En comparaison à Isabelle qui préconise un travail d’enquête pour la validation d’un produit, pour Catherine, la dégustation suffit. Elle ne voit pas l’utilité d’aller plus loin dans l’enquête : « D’après ce que proposait Gabriel, parce que ça a jamais été autant callé, l’idée c’est qu’on part d’un produit potentiel, on valide le fait que ce soit un produit potentiel, on goûte, on prend les renseignements plus précis sur le producteur, on fait une commande d’essai et après on valide le produit ». Ces études de cas montrent en quoi ces deux membres du groupe mettent en place des logiques d’action différentes : Catherine prend du plaisir à essayer de nouvelles façons de faire en se rendant chez des producteurs et en ramenant des produits au GASE pour les déguster entre « convives », alors que Isabelle et Gabriel ont une démarche plus politique, d’enquêteurs. L’excitation de « cumuler » des produits se trouve confrontée à l’enquête pour évaluer la légitimité d’un produit prônée par les « détenteurs de la doctrine » (Catherine).

4.3.3.2. Les réunions : entre le jeu et l’efficacité

Ces incompréhensions entre le régime de l’exploration et le régime de l’enquête conduisent aussi à des réflexions sur l’organisation du temps de réunions. Pour certains, comme Joëlle, venir en réunion est un plaisir, alors que pour Gabriel et les membres « créateurs » qui convoquent un engagement plus politique, il y a une volonté de plus d’efficacité.

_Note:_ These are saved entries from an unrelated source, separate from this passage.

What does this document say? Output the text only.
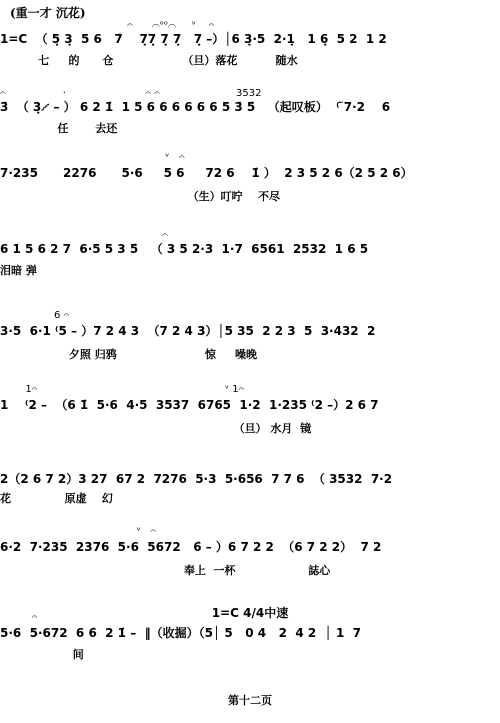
(重一才 沉花)
𝄐      ⌒ᵒᵒ⌒     ᵛ    𝄐
1=C  （ 5̣ 3̣  5 6   7̇    7̣7̣ 7̣ 7̣   7̣ –）│6 3̣·5  2·1̣   1 6̣  5 2  1 2
七     的      仓                  （旦）落花          随水
𝄐                  ·                         𝄐 𝄐                        3532
3̇  （ 3̣𝆱 – ） 6 2 1̇  1 5 6 6 6 6 6 6 5 3̇ 5̇   （起叹板）  ⁽ ̃7·2    6
任       去还
ᵛ   𝄐
7·235      2276      5·6     5 6     72 6    1̇ ）  2 3 5 2 6（2 5 2 6）
（生）叮咛    不尽
𝄐
6 1 5 6 2 7  6·5 5 3 5̇   （ 3 5 2·3  1·7  6561  2532  1 6 5
泪暗 弹
6 𝄐
3·5  6·1 ⁽5 – ）7 2 4 3  （7 2 4 3）│5 35  2 2 3  5  3·432  2
夕照 归鸦                       惊     噪晚
1𝄐                                                           ᵛ 1𝄐
1    ⁽2 –  （6 1̇  5·6  4·5  3537  6765  1·2  1·235 ⁽2 –）2 6 7
（旦） 水月  镜
2（2 6 7 2）3 27  67 2  7276  5·3  5·656  7 7 6  （ 3532  7·2
花              原虚    幻
ᵛ   𝄐
6·2  7·235  2376  5·6  5672   6̇ – ）6 7 2 2  （6 7 2 2）  7 2
奉上  一杯                   誌心
1=C 4/4中速
𝄐
5·6  5·672  6 6̇  2 1̇ –  ‖（收掘）（5│ 5   0 4   2  4 2  │ 1  7
间
第十二页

Proposition de Gabriel dans un compte rendu : « Vu que les réunions empiètent sur les discussions, il est proposé l'organisation suivante pour les prochaine réunions : 1h30 d'échange sur les sujets de fond et 30 min de livraisons à la fin. Chaque responsable produit doit préparer des paquets pour les

75 Gasiers concernés qui tiennent leurs sous prêts. Faut qu'ça dépote. Cela peut se faire sur les tables de la pièce à côté ».

De même, afin de mener une enquête correctement, Gabriel a proposé l’élaboration de fiches « type » avec des questions, en guise de mode d’emploi à l’enquête auprès des producteurs.